Apr 29, 2020 - Technology

Pandemic flattens the sharing economy

Illustration of the Uber, Airbnb, and WeWork apps all cracked, tilted, and with delete x's

Illustration: Sarah Grillo/Axios

The "sharing economy" — as embodied by companies like Uber, Airbnb, and WeWork — is in critical condition, thanks to the coronavirus pandemic.

Why it matters: Basic assumptions about the evolution of human behavior in the digital age are melting under the pressure of COVID-19, requiring us to recalibrate how we envision the tech-enabled future.

Driving the news:

The pandemic has brutally shut down these companies' fundamental bets.
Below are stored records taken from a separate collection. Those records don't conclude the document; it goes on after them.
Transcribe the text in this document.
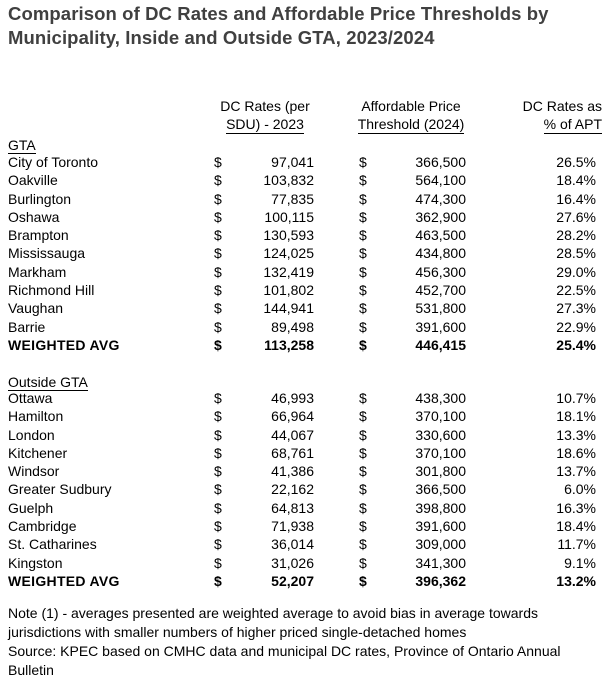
Comparison of DC Rates and Affordable Price Thresholds by Municipality, Inside and Outside GTA, 2023/2024
DC Rates (per
SDU) - 2023
Affordable Price
Threshold (2024)
DC Rates as
% of APT
GTA
City of Toronto	$	97,041	$	366,500	26.5%
Oakville	$	103,832	$	564,100	18.4%
Burlington	$	77,835	$	474,300	16.4%
Oshawa	$	100,115	$	362,900	27.6%
Brampton	$	130,593	$	463,500	28.2%
Mississauga	$	124,025	$	434,800	28.5%
Markham	$	132,419	$	456,300	29.0%
Richmond Hill	$	101,802	$	452,700	22.5%
Vaughan	$	144,941	$	531,800	27.3%
Barrie	$	89,498	$	391,600	22.9%
WEIGHTED AVG	$	113,258	$	446,415	25.4%
Outside GTA
Ottawa	$	46,993	$	438,300	10.7%
Hamilton	$	66,964	$	370,100	18.1%
London	$	44,067	$	330,600	13.3%
Kitchener	$	68,761	$	370,100	18.6%
Windsor	$	41,386	$	301,800	13.7%
Greater Sudbury	$	22,162	$	366,500	6.0%
Guelph	$	64,813	$	398,800	16.3%
Cambridge	$	71,938	$	391,600	18.4%
St. Catharines	$	36,014	$	309,000	11.7%
Kingston	$	31,026	$	341,300	9.1%
WEIGHTED AVG	$	52,207	$	396,362	13.2%
Note (1) - averages presented are weighted average to avoid bias in average towards jurisdictions with smaller numbers of higher priced single-detached homes
Source: KPEC based on CMHC data and municipal DC rates, Province of Ontario Annual Bulletin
  • Right now Americans simply aren't leaving home much, and when they do, they will drive in their own cars if that's an option. (They may still prefer ride-hailing to mass transit, or be left with no other option in places where transit routes have been drastically cut back.)
  • Minimal travel means little demand for short-term rentals. And thanks to work-from-home orders, there's little demand for co-working space.

The big picture: The sharing economy — an idealistic vision birthed and branded in the late 2000s, during the last economic crisis — held that Americans were moving beyond an ethos of acquiring and protecting stuff.

  • Instead, we would willingly share use and enjoyment of space, vehicles, and tools, saving money to buy memorable experiences and fulfilling leisure activities.
  • Software could make this possible by widely distributing access to information about the availability of those spaces, vehicles and tools, and by building reputation ratings and "trust proxies" to put us at ease with relying on strangers.
  • In the early days of the Web, Americans got comfortable using their credit cards online and selling used appliances on eBay. Sharing-economy entrepreneurs aimed to extend that approach everywhere.
  • As a 2014 Wired cover story put it, "We are entrusting complete strangers with our most valuable possessions, our personal experiences — and our very lives. In the process, we are entering a new era of Internet-enabled intimacy."

Yes, but: The companies that emerged to deploy this vision in American cities, driven by a startup ideology of "scaling fast" and enriching investors, turned it into something faster and nastier — a grinding gig economy with a flashy app front-end.

  • The billion-dollar sharing giants were all about squeezing new efficiencies out of existing human and material assets, and then trying to squeeze a profit from fees on the margins.
  • That was always a tough business proposition: Uber and Lyft, which are both now publicly traded, have never turned a profit.
  • Now, even if these firms bounce back in the post-lockdown world, they've lost all room to maneuver.

What's next: In some ways, the pandemic opens a door to the revival of the sharing economy's original, grassroots ideals of community cooperation and peer-to-peer trust.

  • There's a lot of flour, sugar and yeast passing from neighbor to neighbor these days, even if we're just leaving it on one another's doorsteps.
  • We may not rush back into shared spaces — but we've experienced a profound demonstration of interdependence.

Editor's note: This story has been corrected to report that Uber has 27,000 employees — not 2,700, as we originally said.